Melanic sex scaling of P. obscurana differs from its off-white homologs in both P. perstructana and P. clanculana (Table 1). This scaling occupies the hind wing area between costa and subcosta from the wing base to slightly beyond the discal cell.

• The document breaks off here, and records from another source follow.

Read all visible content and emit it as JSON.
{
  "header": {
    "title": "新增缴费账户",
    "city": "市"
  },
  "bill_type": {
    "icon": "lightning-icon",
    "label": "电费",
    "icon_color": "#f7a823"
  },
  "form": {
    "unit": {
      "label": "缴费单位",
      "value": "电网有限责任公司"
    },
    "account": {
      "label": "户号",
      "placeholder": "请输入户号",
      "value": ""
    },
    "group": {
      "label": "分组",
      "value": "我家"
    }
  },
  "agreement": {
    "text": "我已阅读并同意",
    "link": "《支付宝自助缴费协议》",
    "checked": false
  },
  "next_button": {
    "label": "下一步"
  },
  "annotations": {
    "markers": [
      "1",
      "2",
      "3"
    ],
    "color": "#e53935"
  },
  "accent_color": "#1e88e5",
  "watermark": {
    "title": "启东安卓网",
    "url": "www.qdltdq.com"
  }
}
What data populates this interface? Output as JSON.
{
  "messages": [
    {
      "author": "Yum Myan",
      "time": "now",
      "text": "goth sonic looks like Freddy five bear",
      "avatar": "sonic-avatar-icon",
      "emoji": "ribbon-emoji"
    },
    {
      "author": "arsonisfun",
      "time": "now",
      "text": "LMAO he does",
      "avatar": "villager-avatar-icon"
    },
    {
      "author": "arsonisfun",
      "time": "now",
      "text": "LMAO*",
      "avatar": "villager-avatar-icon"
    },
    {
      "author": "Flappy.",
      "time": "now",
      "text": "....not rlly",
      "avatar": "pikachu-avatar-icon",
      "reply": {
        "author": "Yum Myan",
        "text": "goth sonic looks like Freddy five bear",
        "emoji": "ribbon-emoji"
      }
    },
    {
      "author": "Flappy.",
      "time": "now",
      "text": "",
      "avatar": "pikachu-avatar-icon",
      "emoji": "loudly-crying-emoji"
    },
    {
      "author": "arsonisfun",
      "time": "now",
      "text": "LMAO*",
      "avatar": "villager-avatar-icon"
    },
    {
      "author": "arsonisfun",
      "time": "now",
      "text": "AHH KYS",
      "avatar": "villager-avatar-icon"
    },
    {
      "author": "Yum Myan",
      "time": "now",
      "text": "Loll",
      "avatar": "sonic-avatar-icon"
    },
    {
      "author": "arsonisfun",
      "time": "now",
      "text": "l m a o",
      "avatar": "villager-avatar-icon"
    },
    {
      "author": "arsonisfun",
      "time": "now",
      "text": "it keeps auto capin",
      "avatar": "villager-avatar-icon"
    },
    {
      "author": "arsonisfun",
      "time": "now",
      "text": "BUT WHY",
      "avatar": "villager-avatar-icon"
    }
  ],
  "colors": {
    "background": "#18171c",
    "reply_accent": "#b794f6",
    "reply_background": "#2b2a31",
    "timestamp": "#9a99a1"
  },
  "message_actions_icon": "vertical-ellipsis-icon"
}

Based on the foregoing differences, I conclude that P. perstructana is distinct from both P. clanculana and P. obscurana. The differences, which I assume to be specific, are slight but typical of the seemingly small divergence among species of the P. obscurana group.
For specimen loans and other assistance, I thank L. Aarvik, As, Norway (LA); P. J. Clausen, University of Minnesota, St. Paul (UM); P. T. Dang, Canadian National Collection of Arthropods, Ottawa (CNC); O. Karsholt, Zoological Museum, Copenhagen (ZMC); and V. Varis, Zoological Museum, Helsinki (ZMH).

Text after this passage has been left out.